Ausgabe 510 vom Freitag, 23.03.2018

Am Sonntag vor dem Festival, als die Welt von Ruby Walsh noch in Ordnung war, saß der Jockey als eine der Attraktionen bei einem Preview-Abend. „Und dann Donnerstag, St. Patrick´s-Day“… begann der Moderator, da schnappte Ruby zurück: „Der ist erst Samstag, wissen Sie“. Technisch mag es richtig gewesen sein, doch die irischen Trainer nahmen das Geschenk eines frühen St. Patrick´s Tag dankend an, sechs Sieger von sieben Rennen, und mit 61 Siegen hat Willie Mullins nun auch Nicky Henderson als erfolgreichster Trainer in der Geschichte des Festivals überholt.

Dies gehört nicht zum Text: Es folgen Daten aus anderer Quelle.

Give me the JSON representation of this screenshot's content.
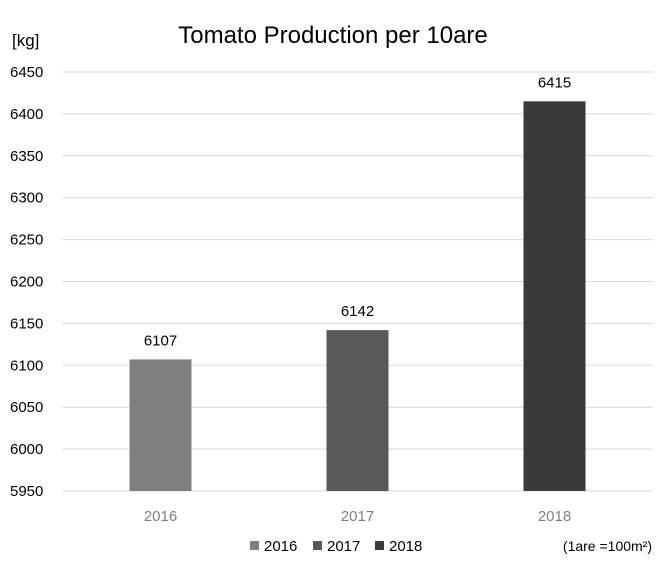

Immer auch eine intensive Rivalität zwischen England und Irland, hat England im so beliebten Ländervergleich (beliebt, als England den Kopf in Front hatte, die Stimmung ändert sich langsam) nun seit Jahren das Nachsehen. Seit 2011 gelang es nur Nicky Henderson, den Würgegriff irischer Trainer, und allen voran natürlich Willie Mullins, zu durchbrechen. Längst vorbei die Zeiten, in denen man mit 2 (zwei!) Siegen Champion-Trainer des Meetings wurde,  fünf oder sechs Siege sind nun absoluter Standard, die Konzentration auf einige Top-Trainer verschärft sich immer weiter: Waren in den letzten 10 Jahren die drei erfolgreichsten Trainer Willie Mullins (2018: 7 Siege), Gordon Elliot (8) und Nicky Henderson (2) zusammen noch in rund 30% aller Rennen erfolgreich, so stieg diese Zahl  in diesem Jahr auf knapp 60%. 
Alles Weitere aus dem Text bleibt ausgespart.